Soruşturma aşamasında “Meşe”ye ait olduğu bildirilen ses kaydındaki ifadelerin iddianamede “İlke”nin beyanı olarak gösterildiği; buna karşılık Meşe’ye ait hiçbir ifadenin iddianamede yer almadığı ileri sürüldü.

• İddianamede sayfa numarası hatası “birleştirme” iddiasını güçlendirdi

İddianamenin 226. ve 227. sayfalarında yer alan “Sayfa 1/3” ibaresinin, iki ayrı ifade metninin birleştirilirken sehven silinmediği belirtildi. CHP, bu hatanın “ifade metinlerinin bir bölümünün diğer tanığın ifadelerinden kopyalandığını” ortaya koyduğunu savundu.
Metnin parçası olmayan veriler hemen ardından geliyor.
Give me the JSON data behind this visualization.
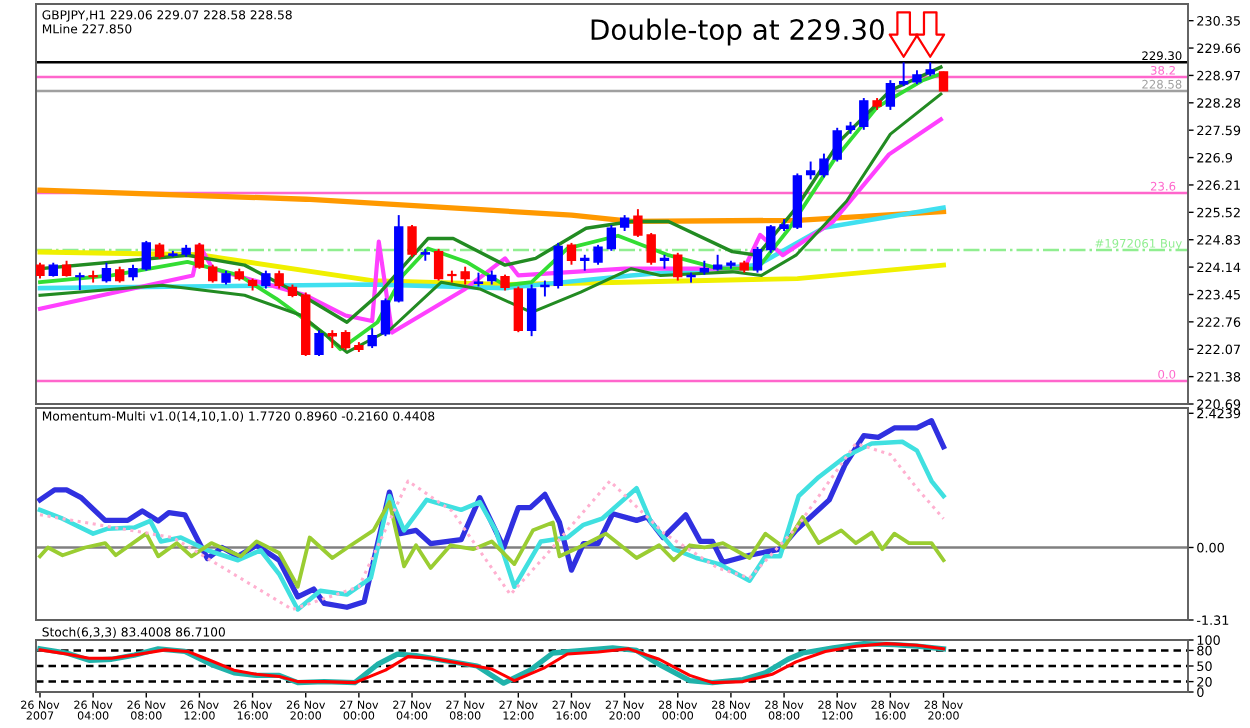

CHP, savcılar hakkında soruşturma istedi

Dilekçede, tespit edilen tüm bulguların adli süreç açısından ciddi sorunlar doğurduğu vurgulandı. CHP, iddianameyi hazırlayan savcıların hem disiplin yönünden hem de ceza hukuku açısından soruşturulmasını talep etti.

Dilekçede şu ifadeye yer verildi:

“Gizli tanık Meşe’ye ait olduğu anlaşılan beyanların, iddianamede İlke kode adlı tanığın ifadesi olarak gösterilmesi, soruşturma işlemlerinin usule aykırı yürütüldüğünü ortaya koymaktadır. Bu nedenle ilgili savcılar hakkında adli ve idari soruşturma açılmalıdır.”

CHP yetkilileri, sürecin yalnızca hukuki değil, siyasi sonuçlar da doğurduğunu belirterek, konunun takipçisi olacaklarını açıkladı.